Swift, who directed this video, set up an inside look at the organized world of the “Tortured Poets Department.” The gown brings all the volume one would expect from a bridal, but the fabric pools around her on the bed, making it part of the confinement rather than the beginning of a happy ending.
“Ophelia’s Fate” 2025

Taylor Swift wears a custom Alberta Ferretti dress at the beginning of “The Fate of Ophelia” music video.
Taylor Swift (via YouTube)
Swift returns to Shakespeare in The Fate of Ophelia, opening the video wearing a custom tea-stained white dress by Alberta Ferretti. Designed under Lorenzo Serafini, the fitted dress featured a square neckline, long flared sleeves and a flowing skirt, allowing Swift to recreate her doomed heroine.
It doesn’t look like a literal wedding dress. Its pale colors, elongated sleeves and romantic structure still place it close enough to the bridal category, especially in the archives that started with Juliet.
But this time, Swift doesn’t remain trapped in a tableau. The video continues to show off increasingly elaborate showgirl costumes by Elia, Roberto Cavalli, Bob Mackie, Paolo Sebastian and others. She begins as a tragic woman dressed in white, then stands up, changes her clothes, and directs the production.

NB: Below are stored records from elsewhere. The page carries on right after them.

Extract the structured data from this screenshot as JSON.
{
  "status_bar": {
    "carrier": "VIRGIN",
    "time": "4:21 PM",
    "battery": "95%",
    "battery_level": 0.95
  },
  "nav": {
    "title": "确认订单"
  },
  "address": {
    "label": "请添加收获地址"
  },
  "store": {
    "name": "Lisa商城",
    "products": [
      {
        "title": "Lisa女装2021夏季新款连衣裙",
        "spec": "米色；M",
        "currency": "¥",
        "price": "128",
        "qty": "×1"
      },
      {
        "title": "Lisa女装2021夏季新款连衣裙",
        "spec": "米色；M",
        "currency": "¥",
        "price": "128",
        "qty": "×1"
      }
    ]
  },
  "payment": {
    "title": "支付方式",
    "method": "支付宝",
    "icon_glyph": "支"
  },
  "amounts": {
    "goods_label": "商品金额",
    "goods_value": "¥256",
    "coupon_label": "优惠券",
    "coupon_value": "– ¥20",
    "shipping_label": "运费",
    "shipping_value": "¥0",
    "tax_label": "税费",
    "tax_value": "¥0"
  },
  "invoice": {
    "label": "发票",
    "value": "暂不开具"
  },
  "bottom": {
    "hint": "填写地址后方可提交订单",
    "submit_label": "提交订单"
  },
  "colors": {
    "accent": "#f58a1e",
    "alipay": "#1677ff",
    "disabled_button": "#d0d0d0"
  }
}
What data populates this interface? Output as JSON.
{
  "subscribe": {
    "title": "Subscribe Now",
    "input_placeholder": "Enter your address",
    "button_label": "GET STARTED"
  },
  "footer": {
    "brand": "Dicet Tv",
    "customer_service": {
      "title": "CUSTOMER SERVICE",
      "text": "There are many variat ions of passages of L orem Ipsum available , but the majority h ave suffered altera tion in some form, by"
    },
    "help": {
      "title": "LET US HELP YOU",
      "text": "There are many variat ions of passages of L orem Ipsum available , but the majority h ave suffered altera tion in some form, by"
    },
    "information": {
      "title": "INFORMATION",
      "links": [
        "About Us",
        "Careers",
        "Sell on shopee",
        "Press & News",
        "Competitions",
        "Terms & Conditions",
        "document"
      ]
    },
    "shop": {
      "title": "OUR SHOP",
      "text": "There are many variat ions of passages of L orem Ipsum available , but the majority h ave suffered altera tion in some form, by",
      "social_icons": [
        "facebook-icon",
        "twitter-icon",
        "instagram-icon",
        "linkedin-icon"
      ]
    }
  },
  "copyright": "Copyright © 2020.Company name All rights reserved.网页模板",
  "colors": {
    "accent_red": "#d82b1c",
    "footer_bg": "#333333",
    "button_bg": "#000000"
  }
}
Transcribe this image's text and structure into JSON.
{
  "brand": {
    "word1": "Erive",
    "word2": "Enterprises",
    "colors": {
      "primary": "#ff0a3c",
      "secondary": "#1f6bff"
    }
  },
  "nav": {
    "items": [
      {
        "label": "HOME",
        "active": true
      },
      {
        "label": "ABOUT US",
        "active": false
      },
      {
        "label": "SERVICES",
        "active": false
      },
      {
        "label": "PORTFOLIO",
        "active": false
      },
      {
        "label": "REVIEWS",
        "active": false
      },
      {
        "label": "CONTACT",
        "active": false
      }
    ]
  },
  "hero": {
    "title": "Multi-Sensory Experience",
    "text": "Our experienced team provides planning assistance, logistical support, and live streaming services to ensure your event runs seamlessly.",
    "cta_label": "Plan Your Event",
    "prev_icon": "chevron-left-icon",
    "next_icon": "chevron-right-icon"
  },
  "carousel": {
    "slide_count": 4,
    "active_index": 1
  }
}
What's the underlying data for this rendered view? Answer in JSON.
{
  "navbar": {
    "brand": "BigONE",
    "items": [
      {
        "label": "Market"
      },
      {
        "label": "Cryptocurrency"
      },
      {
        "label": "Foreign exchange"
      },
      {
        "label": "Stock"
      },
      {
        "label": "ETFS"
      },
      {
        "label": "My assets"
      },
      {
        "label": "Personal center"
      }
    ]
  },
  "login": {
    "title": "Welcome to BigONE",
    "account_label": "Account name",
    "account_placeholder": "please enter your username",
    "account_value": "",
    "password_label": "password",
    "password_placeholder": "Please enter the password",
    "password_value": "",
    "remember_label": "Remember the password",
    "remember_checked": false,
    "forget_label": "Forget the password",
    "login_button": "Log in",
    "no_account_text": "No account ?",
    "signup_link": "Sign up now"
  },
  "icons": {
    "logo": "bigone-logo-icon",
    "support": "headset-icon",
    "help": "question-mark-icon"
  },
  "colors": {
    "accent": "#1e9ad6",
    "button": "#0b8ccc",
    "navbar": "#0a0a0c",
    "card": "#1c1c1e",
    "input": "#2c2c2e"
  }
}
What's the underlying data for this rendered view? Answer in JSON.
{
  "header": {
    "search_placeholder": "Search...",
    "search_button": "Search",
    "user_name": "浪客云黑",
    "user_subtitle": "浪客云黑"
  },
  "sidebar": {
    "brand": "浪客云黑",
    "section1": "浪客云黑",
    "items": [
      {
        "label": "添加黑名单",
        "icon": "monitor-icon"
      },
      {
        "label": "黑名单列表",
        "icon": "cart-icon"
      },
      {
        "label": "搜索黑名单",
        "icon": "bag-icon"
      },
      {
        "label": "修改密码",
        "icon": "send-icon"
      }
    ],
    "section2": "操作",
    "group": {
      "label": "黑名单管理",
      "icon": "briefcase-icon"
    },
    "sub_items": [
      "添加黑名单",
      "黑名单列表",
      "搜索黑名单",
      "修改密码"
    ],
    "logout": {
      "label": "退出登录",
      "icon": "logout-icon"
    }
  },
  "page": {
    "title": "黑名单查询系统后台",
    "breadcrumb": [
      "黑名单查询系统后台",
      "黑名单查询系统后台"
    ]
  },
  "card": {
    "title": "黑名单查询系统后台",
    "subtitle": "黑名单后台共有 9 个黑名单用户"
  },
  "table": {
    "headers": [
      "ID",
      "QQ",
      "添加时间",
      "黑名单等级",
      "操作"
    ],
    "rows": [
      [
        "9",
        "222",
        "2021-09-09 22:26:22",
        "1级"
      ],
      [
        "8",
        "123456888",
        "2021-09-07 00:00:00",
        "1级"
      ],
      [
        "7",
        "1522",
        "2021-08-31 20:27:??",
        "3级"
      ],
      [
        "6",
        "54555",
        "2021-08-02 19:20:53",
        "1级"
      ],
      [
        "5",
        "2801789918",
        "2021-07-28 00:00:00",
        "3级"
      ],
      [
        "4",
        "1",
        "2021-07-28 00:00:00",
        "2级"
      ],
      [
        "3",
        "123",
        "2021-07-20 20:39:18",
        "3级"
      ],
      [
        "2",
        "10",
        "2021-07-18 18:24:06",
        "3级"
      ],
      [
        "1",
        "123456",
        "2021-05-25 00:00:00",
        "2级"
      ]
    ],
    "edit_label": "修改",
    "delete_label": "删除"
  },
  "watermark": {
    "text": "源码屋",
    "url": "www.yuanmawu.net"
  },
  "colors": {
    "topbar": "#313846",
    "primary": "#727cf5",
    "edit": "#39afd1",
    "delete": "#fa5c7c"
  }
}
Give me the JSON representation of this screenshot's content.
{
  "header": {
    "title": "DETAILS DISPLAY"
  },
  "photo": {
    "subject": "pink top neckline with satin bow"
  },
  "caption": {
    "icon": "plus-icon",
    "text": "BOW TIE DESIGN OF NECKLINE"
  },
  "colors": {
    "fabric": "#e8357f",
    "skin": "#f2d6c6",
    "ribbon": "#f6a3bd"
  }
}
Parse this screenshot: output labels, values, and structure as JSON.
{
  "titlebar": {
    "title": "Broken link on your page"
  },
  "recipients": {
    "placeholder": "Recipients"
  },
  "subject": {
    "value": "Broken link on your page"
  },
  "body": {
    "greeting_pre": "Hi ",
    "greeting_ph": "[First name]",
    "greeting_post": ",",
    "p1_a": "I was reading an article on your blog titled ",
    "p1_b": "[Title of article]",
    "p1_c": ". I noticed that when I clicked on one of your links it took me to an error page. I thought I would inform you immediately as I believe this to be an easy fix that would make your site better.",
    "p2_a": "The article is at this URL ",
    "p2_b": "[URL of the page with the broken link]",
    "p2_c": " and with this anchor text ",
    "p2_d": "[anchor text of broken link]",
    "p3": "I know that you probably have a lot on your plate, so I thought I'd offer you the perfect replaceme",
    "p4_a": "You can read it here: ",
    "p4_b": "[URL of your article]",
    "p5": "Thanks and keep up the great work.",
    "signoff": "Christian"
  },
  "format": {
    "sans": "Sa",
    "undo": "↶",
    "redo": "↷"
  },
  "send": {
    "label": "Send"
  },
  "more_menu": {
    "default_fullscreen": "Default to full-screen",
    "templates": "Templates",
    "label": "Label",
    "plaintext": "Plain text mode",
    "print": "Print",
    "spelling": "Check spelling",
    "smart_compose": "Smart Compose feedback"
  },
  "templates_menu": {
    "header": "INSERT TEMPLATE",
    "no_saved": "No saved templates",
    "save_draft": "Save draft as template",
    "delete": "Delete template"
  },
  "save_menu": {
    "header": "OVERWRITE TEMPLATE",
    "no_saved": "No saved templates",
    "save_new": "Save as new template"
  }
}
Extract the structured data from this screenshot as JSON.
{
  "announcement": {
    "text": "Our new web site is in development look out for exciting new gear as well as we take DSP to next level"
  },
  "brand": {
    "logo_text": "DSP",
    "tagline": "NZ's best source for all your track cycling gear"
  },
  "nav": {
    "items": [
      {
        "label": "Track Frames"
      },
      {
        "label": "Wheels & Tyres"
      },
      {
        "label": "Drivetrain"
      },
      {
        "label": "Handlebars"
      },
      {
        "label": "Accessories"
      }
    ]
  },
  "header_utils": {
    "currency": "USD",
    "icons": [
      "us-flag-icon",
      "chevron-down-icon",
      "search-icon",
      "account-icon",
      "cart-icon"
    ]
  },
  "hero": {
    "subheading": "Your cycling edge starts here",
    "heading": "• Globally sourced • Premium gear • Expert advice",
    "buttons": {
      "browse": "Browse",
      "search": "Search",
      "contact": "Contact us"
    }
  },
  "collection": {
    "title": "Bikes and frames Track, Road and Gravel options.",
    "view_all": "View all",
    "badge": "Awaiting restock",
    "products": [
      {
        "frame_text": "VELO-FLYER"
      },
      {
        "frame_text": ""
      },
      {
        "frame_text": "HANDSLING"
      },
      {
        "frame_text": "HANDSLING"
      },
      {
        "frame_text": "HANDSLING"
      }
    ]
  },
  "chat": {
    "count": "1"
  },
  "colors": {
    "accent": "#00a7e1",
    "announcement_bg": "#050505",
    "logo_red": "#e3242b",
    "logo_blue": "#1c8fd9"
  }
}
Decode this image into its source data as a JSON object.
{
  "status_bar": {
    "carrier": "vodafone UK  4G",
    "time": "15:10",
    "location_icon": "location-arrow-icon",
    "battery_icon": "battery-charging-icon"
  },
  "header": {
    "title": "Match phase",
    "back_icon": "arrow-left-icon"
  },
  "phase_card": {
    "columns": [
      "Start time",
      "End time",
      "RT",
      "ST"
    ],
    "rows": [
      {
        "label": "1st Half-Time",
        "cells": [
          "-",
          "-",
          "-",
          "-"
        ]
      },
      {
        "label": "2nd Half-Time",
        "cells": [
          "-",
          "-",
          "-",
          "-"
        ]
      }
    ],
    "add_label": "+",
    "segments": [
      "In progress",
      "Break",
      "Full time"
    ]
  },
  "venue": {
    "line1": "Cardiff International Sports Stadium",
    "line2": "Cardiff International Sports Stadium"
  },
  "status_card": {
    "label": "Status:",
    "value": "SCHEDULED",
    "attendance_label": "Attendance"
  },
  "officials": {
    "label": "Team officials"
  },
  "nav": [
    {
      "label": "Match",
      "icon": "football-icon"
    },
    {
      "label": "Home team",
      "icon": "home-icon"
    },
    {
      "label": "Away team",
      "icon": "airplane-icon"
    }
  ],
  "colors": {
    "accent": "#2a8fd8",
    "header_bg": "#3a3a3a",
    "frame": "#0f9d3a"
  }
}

“Love Story” saved Juliet by rewriting the ending. Seventeen years later, The Fate of Ophelia gives the heroine a slightly more realistic option. It involves taking off the white dress before it becomes a cover.
The brides in Swift’s music videos have already covered most of the emotional territory appropriate for white dresses, from fairytale endings to domestic commitments to full-on psychological warfare. Therefore, the actual bridal look poses an extraordinary challenge. A wedding dress has to go into a wardrobe that has never had just one meaning.